The answer to that last is by no means clear. America is in many ways a strange place, but we are scarcely strangers here. We have made it our own — for better and for worse — and if we are strangers at all, it is for the most part because we choose estrangement as part and parcel of the Jewish commitment, an estrangement that follows from both Jewish memory and Jewish aspiration. So, too, are there Israelis who see themselves as strangers, albeit strangers in a familiar land, estranged as Jews are meant to be wherever there is still injustice — which, of course, means everywhere.

And that frames the narrative that connects our two communities: We are, all of us, strangers.

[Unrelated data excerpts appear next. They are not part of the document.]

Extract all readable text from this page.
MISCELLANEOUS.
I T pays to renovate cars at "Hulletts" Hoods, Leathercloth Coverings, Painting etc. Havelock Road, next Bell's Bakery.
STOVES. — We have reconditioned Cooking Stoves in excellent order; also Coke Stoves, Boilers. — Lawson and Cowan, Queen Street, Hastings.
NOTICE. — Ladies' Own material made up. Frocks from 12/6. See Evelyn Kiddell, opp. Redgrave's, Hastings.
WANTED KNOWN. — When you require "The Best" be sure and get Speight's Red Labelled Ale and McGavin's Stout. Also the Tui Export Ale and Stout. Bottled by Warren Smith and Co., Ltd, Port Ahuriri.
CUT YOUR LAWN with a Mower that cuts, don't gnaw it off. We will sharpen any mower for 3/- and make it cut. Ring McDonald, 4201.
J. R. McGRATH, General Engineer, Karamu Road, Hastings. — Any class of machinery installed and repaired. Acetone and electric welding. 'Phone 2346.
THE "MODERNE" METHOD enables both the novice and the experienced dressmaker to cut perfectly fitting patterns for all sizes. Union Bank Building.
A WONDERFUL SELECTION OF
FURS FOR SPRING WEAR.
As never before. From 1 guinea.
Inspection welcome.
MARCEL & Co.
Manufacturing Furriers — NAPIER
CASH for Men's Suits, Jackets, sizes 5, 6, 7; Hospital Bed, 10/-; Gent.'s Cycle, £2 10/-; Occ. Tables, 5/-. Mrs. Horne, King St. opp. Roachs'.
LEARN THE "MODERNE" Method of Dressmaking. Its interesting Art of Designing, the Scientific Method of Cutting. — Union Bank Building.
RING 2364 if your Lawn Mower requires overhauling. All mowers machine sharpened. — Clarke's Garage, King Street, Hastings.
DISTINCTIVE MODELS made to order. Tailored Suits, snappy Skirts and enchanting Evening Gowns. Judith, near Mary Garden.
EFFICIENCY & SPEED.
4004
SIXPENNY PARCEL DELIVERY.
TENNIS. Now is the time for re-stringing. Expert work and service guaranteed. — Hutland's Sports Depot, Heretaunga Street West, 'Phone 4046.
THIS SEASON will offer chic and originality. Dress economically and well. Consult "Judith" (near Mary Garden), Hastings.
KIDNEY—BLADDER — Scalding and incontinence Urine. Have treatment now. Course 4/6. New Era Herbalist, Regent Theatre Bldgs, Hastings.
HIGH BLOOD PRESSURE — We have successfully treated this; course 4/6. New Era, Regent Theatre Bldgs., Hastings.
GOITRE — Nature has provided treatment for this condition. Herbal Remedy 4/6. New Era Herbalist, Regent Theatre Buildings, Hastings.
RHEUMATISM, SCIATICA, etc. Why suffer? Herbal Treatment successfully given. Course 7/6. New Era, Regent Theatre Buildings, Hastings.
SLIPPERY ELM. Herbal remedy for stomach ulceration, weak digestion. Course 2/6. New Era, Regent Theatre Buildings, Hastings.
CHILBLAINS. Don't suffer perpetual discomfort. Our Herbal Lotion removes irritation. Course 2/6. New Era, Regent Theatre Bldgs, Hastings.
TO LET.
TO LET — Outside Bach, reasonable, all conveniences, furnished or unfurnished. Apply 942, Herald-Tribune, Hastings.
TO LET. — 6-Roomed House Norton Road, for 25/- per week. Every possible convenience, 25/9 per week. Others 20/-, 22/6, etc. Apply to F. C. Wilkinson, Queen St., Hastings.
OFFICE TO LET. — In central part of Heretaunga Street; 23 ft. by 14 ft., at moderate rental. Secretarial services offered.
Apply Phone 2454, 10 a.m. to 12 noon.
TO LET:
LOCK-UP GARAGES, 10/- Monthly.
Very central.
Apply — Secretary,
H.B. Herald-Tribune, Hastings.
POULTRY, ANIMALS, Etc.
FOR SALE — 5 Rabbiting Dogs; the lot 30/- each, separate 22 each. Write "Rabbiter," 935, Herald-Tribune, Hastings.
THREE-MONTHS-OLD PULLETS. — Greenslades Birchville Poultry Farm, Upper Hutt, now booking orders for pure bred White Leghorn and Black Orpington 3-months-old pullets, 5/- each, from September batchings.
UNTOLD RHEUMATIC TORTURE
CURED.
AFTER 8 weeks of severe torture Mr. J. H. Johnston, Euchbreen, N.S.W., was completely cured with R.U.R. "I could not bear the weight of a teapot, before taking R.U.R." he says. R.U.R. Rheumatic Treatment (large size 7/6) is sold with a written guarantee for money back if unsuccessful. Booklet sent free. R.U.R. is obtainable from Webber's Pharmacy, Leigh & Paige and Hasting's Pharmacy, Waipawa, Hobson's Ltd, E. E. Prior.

We were strangers in the land of Egypt and strangers we have, even at our best, remained. It is easy for us in America to forget that, so comfortable have so many of us become. And it is easy for Israelis to forget that, so preoccupying is the conflict with very real enemies they must endure.

But difficult as it may be in such settings to speak of strangeness, of willed estrangement, we would do well to remind ourselves and one another that the Golah, or Diaspora, is the name of a place, any place that is not the land of Israel, while Galut, or Exile, is the name of an existential condition that is fundamental to the Jewish understanding. One can live in New York or in Jerusalem, in Israel or in the Golah — but whether or not one lives in New York or Jerusalem, a serious Jew lives in Galut.

In the end, it is that perception that both fuels and warrants the stubborn persistence of the Jewish people. Let it wither, as it always threatens to, and we fall victim to assimilation, whether in Boston and Chicago or in Tel Aviv and Afula. See to it that it is sustained and passed on from generation to generation, and we remain Jews, connected.